He went back to Louisville without telling Mary of his arrangement with Mr. Sherman which had changed all his plans. The home he had written so much about would be ready for her, but it would not be in the far West, as she expected. He could hardly wait for the day to come when he could witness her delight over the tremendous surprise which he had in store for her.
It was not many weeks before he had the pleasure of telling her, but it was over two months before she made a record of it in her diary. Then she wrote:
"There is room for just one more chapter in my Good Times book, and when that is finished it is to be laid away in the chest with my wedding gown and bridal roses. Maybe, a hundred years from now, some young girl rummaging through the attic may find my beautiful dress all yellowed with time, and the rose leaves dried and scentless.
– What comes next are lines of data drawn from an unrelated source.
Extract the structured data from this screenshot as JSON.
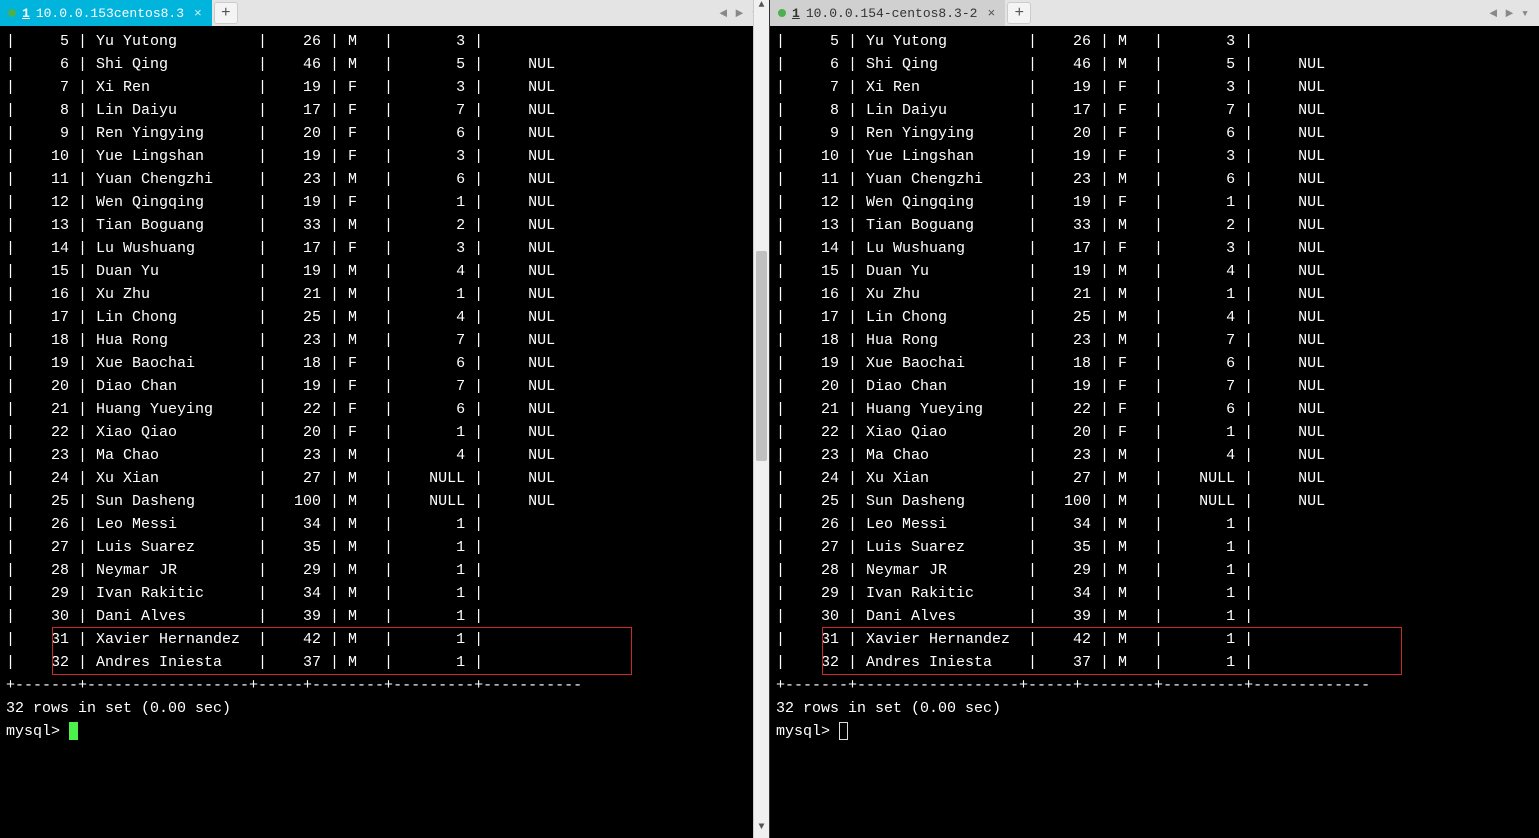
{
  "tabs": {
    "left": {
      "num": "1",
      "title": "10.0.0.153centos8.3"
    },
    "right": {
      "num": "1",
      "title": "10.0.0.154-centos8.3-2"
    }
  },
  "columns_width": {
    "id": 5,
    "name": 18,
    "age": 5,
    "gender": 3,
    "cid": 7,
    "tid": 7
  },
  "rows": [
    {
      "id": "5",
      "name": "Yu Yutong",
      "age": "26",
      "gender": "M",
      "cid": "3",
      "tid": ""
    },
    {
      "id": "6",
      "name": "Shi Qing",
      "age": "46",
      "gender": "M",
      "cid": "5",
      "tid": "NUL"
    },
    {
      "id": "7",
      "name": "Xi Ren",
      "age": "19",
      "gender": "F",
      "cid": "3",
      "tid": "NUL"
    },
    {
      "id": "8",
      "name": "Lin Daiyu",
      "age": "17",
      "gender": "F",
      "cid": "7",
      "tid": "NUL"
    },
    {
      "id": "9",
      "name": "Ren Yingying",
      "age": "20",
      "gender": "F",
      "cid": "6",
      "tid": "NUL"
    },
    {
      "id": "10",
      "name": "Yue Lingshan",
      "age": "19",
      "gender": "F",
      "cid": "3",
      "tid": "NUL"
    },
    {
      "id": "11",
      "name": "Yuan Chengzhi",
      "age": "23",
      "gender": "M",
      "cid": "6",
      "tid": "NUL"
    },
    {
      "id": "12",
      "name": "Wen Qingqing",
      "age": "19",
      "gender": "F",
      "cid": "1",
      "tid": "NUL"
    },
    {
      "id": "13",
      "name": "Tian Boguang",
      "age": "33",
      "gender": "M",
      "cid": "2",
      "tid": "NUL"
    },
    {
      "id": "14",
      "name": "Lu Wushuang",
      "age": "17",
      "gender": "F",
      "cid": "3",
      "tid": "NUL"
    },
    {
      "id": "15",
      "name": "Duan Yu",
      "age": "19",
      "gender": "M",
      "cid": "4",
      "tid": "NUL"
    },
    {
      "id": "16",
      "name": "Xu Zhu",
      "age": "21",
      "gender": "M",
      "cid": "1",
      "tid": "NUL"
    },
    {
      "id": "17",
      "name": "Lin Chong",
      "age": "25",
      "gender": "M",
      "cid": "4",
      "tid": "NUL"
    },
    {
      "id": "18",
      "name": "Hua Rong",
      "age": "23",
      "gender": "M",
      "cid": "7",
      "tid": "NUL"
    },
    {
      "id": "19",
      "name": "Xue Baochai",
      "age": "18",
      "gender": "F",
      "cid": "6",
      "tid": "NUL"
    },
    {
      "id": "20",
      "name": "Diao Chan",
      "age": "19",
      "gender": "F",
      "cid": "7",
      "tid": "NUL"
    },
    {
      "id": "21",
      "name": "Huang Yueying",
      "age": "22",
      "gender": "F",
      "cid": "6",
      "tid": "NUL"
    },
    {
      "id": "22",
      "name": "Xiao Qiao",
      "age": "20",
      "gender": "F",
      "cid": "1",
      "tid": "NUL"
    },
    {
      "id": "23",
      "name": "Ma Chao",
      "age": "23",
      "gender": "M",
      "cid": "4",
      "tid": "NUL"
    },
    {
      "id": "24",
      "name": "Xu Xian",
      "age": "27",
      "gender": "M",
      "cid": "NULL",
      "tid": "NUL"
    },
    {
      "id": "25",
      "name": "Sun Dasheng",
      "age": "100",
      "gender": "M",
      "cid": "NULL",
      "tid": "NUL"
    },
    {
      "id": "26",
      "name": "Leo Messi",
      "age": "34",
      "gender": "M",
      "cid": "1",
      "tid": ""
    },
    {
      "id": "27",
      "name": "Luis Suarez",
      "age": "35",
      "gender": "M",
      "cid": "1",
      "tid": ""
    },
    {
      "id": "28",
      "name": "Neymar JR",
      "age": "29",
      "gender": "M",
      "cid": "1",
      "tid": ""
    },
    {
      "id": "29",
      "name": "Ivan Rakitic",
      "age": "34",
      "gender": "M",
      "cid": "1",
      "tid": ""
    },
    {
      "id": "30",
      "name": "Dani Alves",
      "age": "39",
      "gender": "M",
      "cid": "1",
      "tid": ""
    },
    {
      "id": "31",
      "name": "Xavier Hernandez",
      "age": "42",
      "gender": "M",
      "cid": "1",
      "tid": "",
      "shortsep": true
    },
    {
      "id": "32",
      "name": "Andres Iniesta",
      "age": "37",
      "gender": "M",
      "cid": "1",
      "tid": "",
      "shortsep": true
    }
  ],
  "footer_sep_left": "+-------+------------------+-----+--------+---------+-----------",
  "footer_sep_right": "+-------+------------------+-----+--------+---------+-------------",
  "result_msg": "32 rows in set (0.00 sec)",
  "prompt": "mysql>",
  "highlight_rows": [
    26,
    27
  ]
}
But I am sure my happiness will call to her from these pages like a living voice as young as hers.
"And when she sees how this record is blistered with tears in places, and reads how Disappointment and Duty and even Death rose up to 'close all the roads of all the world' to me, then she'll take 'heart of grace' if she is in any desert of waiting herself. For she'll see how true it is that Love's road is always open, and that if we only keep inflexible it will finally lead to the land of our desire. For here I am at last in Lloydsboro Valley.
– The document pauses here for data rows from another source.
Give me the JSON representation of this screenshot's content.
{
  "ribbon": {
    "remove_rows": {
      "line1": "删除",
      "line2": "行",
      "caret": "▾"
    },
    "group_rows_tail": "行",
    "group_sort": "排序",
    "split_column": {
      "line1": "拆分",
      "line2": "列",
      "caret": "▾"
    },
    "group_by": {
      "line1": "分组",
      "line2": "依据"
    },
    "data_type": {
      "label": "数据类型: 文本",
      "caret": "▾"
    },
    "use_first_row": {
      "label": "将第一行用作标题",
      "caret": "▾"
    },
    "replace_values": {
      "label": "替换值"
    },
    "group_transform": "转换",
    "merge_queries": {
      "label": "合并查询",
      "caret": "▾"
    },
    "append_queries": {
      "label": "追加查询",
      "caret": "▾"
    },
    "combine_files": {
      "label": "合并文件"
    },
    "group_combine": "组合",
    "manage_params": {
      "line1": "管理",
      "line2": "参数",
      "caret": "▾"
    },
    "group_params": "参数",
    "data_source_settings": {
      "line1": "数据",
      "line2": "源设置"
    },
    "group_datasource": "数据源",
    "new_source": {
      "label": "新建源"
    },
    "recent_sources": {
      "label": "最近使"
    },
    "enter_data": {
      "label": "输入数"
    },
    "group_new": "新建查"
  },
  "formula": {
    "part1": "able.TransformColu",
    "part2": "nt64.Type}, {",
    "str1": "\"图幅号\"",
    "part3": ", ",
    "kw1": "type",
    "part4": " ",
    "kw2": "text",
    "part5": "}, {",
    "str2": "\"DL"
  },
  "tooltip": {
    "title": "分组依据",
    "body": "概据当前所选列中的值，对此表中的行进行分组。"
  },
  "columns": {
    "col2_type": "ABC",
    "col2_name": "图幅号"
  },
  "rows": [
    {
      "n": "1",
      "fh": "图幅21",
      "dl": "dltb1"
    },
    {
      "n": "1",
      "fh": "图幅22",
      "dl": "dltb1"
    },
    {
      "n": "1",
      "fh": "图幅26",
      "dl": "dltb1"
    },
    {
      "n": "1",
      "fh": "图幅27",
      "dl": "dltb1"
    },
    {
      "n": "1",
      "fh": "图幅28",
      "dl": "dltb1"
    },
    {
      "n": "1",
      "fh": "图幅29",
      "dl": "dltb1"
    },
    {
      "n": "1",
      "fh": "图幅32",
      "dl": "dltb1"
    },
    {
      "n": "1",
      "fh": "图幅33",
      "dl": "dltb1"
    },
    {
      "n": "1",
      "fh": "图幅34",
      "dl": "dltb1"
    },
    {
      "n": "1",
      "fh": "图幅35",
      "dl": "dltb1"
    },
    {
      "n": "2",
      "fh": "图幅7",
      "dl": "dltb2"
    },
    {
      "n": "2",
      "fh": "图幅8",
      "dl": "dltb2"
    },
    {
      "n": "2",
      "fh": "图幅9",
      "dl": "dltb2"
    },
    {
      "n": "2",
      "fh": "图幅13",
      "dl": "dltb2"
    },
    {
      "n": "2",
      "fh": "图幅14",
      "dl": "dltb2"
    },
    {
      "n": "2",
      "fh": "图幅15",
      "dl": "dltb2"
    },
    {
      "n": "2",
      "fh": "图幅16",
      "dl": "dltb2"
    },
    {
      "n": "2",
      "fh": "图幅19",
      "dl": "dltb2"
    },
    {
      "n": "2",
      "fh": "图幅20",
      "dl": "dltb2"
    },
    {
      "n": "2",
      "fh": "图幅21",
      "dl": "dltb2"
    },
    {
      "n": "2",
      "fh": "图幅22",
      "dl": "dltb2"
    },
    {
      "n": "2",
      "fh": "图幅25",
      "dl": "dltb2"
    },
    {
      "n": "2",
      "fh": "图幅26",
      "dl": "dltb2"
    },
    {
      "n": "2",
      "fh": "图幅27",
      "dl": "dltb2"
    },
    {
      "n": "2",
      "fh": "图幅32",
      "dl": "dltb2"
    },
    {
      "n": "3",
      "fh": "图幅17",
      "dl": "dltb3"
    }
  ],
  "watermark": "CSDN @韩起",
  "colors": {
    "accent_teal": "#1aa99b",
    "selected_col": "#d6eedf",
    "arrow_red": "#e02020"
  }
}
"It has been more than two months since Phil and I were married at Saint Mark's Cathedral in Riverville, but I have been too busy to write the chronicles of that important affair. No one was there but Mr. and Mrs. Dudley Blythe. Dear old Bishop Chartley came down for the ceremony. His warm friendship with Mrs. Blythe made that arrangement possible. It was late in the afternoon, and the great stained-glass windows made it seem like twilight, and down the long dim aisles the altar candles gleamed like stars.
"I had thought at first that the vast place would seem empty and lonesome, and that it would be queer not to have the pews filled with friendly faces at a time like that. But when I went down the aisle I wasn't conscious of empty pews. The glorious organ music filled it, clear to the vaulted ceiling. And although Phil had teased me about not wanting to wear an ordinary travelling dress and hat, he had to acknowledge afterward that he was glad I chose to come to him all in white and in a filmy tulle veil. And he said some dear things about the way I looked, that were as sweet to me as the rose leaves I have scattered among the folds of my wedding gown's white loveliness. I have not put what he said into these pages for the girl to find a century from now. For fashions change so curiously that maybe she would smile and say how very queer my old-time garments are, and wonder how any man could have made a pretty speech about them.
"Phil proved he had some sentiment about such things himself, for soon after he bought me a real 'Ginevra' chest, all beautifully carved, with my name engraved on the brass plate on the lid: 'Mary Ware Tremont.'
"Not until we were aboard the train, and he showed me our tickets marked Lloydsboro Valley, did I know that we were bound for Kentucky, instead of the far West, and not until we were almost there did he spring his grand surprise, although he was nearly choking with impatience to tell. Of course I hadn't expected that we would set up much of an establishment. I supposed that wherever we went we would rent a modest little cottage, probably in the suburbs. I knew that Phil couldn't afford much. He never began to save anything at all until two years ago. He confessed when he first came back from Mexico that it was a lecture of mine about providing a financial umbrella for a possible rainy day which started him to doing it, and that as expenses were light in the construction camp, and his pay very large, he had put by enough to take us through almost anything, short of a cloudburst. But that was an emergency fund, of course, and not to be invested in houses and lands.
"He never told me that the tangle about his Great-aunt Patricia's holdings in England, whatever that may be, had been straightened out at last, and that his share, paid to him recently, was over five thousand pounds.
"That was the first part of the surprise. The second was that he had bought (mark that word, whoever you are, oh, little maiden of the far-off future, if you ever come across this record of happiness)—he had bought a home in Lloydsboro Valley. He had the deed in his pocket, and he showed how it was made out to me!